Cover letters, or cover emails, are a necessary evil to landing an interview. It’s annoying to have to craft a brilliant, succinct and distinctive email when many interviewers toss them aside and dive right into your resume. But then again, there are those hirers that won’t get to your resume if they don’t like your cover letter.

As the influence of texting, Twitter and other shortened forms of communication have permeated our society; the cover letter has trended toward a shorter format. One career blogger I read recently was lobbying for “cover notes” allowing the hirer to move on quickly to the good stuff. So, what do you include, if you know you shouldn’t include much?

Always include a reference to the person who connected you to the hirer if there is a genuine connection. That reference alone may shift you to the Consider pile. Next, while you don’t want to reiterate your resume, if there is some aspect of your background that would make you ideal for the job, briefly refer to it in the cover letter. If the job is a stretch relative to your previous experience, show how some section of your resume is actually pertinent to the job in question. Lastly, everyone likes flattery. Without being obsequious, mention something about the company that attracts you to it.

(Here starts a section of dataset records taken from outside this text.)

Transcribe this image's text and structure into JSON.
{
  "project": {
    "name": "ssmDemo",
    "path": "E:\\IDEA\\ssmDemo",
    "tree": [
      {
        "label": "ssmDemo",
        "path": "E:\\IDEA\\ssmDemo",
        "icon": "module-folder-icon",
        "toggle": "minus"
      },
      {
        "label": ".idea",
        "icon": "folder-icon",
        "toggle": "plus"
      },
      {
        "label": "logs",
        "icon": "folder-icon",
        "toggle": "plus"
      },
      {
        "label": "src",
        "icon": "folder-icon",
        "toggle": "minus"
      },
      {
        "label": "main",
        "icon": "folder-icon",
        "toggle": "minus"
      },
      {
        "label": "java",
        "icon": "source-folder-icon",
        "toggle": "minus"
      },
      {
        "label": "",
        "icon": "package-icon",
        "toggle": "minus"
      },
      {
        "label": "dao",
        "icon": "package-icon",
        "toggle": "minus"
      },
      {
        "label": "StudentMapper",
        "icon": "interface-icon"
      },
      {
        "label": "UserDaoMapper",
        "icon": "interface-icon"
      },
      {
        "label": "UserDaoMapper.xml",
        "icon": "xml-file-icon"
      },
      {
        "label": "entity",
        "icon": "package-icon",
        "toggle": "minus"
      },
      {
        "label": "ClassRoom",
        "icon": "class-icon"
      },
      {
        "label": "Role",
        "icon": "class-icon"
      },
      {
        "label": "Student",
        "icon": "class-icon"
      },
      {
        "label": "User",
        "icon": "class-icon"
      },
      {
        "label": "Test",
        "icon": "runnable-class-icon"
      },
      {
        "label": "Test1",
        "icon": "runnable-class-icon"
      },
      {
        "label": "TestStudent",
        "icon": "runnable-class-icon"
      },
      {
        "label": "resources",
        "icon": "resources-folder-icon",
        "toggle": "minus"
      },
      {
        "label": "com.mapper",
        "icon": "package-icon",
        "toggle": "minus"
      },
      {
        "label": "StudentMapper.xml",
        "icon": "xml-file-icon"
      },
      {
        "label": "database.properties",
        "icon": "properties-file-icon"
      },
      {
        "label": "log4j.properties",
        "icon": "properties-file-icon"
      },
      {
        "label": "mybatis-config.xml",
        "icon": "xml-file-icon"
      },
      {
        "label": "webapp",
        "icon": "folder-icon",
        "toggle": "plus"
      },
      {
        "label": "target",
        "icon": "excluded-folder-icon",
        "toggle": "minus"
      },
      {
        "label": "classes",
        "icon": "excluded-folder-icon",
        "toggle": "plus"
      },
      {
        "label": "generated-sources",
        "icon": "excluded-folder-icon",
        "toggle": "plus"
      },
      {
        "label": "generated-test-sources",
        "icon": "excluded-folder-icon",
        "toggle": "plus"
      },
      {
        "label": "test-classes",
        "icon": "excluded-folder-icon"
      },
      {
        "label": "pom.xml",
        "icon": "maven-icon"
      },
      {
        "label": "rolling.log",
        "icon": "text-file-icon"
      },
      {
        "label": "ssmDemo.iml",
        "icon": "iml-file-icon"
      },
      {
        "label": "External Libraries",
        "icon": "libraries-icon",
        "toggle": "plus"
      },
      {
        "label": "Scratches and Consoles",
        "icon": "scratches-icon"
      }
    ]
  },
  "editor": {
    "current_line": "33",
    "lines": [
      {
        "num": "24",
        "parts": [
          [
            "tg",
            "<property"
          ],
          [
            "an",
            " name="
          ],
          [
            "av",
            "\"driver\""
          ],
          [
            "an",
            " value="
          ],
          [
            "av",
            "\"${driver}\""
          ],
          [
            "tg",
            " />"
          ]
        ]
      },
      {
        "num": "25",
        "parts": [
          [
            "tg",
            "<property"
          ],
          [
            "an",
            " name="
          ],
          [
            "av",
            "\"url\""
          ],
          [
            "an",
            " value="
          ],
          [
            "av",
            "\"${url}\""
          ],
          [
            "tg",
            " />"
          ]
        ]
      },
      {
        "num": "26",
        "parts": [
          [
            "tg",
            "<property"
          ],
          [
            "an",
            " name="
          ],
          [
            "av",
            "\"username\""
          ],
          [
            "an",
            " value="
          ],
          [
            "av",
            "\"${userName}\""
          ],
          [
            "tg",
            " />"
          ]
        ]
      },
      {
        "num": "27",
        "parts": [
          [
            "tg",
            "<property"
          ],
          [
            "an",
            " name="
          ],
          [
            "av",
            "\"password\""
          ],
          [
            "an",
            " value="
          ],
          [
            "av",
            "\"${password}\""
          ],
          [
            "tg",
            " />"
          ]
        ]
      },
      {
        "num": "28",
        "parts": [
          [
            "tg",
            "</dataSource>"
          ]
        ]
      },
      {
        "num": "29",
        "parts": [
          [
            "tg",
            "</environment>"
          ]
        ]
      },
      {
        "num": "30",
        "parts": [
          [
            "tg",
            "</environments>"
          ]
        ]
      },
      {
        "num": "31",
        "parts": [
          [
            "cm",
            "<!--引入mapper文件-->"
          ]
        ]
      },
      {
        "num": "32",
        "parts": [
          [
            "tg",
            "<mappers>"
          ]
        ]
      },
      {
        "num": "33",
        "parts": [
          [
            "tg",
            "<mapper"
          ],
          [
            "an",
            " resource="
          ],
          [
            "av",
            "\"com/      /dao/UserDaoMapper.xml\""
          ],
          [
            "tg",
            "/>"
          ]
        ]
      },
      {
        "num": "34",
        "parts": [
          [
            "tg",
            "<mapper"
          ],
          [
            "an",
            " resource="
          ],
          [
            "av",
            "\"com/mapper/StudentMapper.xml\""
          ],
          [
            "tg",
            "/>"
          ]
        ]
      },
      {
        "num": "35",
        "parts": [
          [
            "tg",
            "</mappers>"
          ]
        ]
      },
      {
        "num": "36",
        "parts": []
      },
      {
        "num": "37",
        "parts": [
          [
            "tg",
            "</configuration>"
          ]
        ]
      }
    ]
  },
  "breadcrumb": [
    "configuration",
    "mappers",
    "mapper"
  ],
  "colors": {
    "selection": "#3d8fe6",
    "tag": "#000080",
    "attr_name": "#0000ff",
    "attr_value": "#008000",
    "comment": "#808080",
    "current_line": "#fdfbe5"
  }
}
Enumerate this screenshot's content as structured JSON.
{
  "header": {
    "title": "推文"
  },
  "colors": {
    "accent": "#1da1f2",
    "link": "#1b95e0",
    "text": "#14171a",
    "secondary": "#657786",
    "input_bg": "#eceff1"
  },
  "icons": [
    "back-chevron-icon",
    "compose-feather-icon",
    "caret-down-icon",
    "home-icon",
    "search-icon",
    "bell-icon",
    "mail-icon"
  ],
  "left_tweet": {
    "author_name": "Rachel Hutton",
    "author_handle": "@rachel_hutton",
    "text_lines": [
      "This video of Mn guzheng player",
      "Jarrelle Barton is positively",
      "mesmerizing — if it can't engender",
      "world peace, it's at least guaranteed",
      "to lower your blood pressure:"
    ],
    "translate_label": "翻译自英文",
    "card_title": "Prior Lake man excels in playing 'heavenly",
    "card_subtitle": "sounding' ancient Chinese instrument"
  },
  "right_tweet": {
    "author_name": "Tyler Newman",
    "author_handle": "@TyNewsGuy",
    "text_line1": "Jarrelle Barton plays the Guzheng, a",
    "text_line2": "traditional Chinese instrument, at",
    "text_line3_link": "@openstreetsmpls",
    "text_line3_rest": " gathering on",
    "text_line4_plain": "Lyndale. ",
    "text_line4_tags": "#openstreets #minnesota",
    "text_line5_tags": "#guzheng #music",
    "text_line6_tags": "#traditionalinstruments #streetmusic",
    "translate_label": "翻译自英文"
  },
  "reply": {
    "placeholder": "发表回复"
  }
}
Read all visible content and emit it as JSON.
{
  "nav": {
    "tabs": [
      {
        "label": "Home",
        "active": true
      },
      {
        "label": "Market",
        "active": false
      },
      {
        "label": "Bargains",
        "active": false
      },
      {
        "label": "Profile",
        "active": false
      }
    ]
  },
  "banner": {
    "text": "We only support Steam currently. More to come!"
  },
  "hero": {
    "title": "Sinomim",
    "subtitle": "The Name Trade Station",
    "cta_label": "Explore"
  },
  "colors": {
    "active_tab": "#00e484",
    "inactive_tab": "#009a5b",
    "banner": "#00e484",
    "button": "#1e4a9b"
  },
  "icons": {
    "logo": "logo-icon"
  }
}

Remember too, while hirers respect humility and thoughtfulness, don’t overdo it. I received an email from a young professional interested in joining my consulting business. She wrote, “I know that this may be too much to ask but I was wondering whether I could take a half hour of your time, although I would understand that you may be tied up.”

The respect quotient in that letter was way over the top. Remember, you will be an asset to the prospective hirer’s company. Plus, generally when you send a cover letter and resume, the executive receiving it is in a hiring mode. You may be doing her a favor.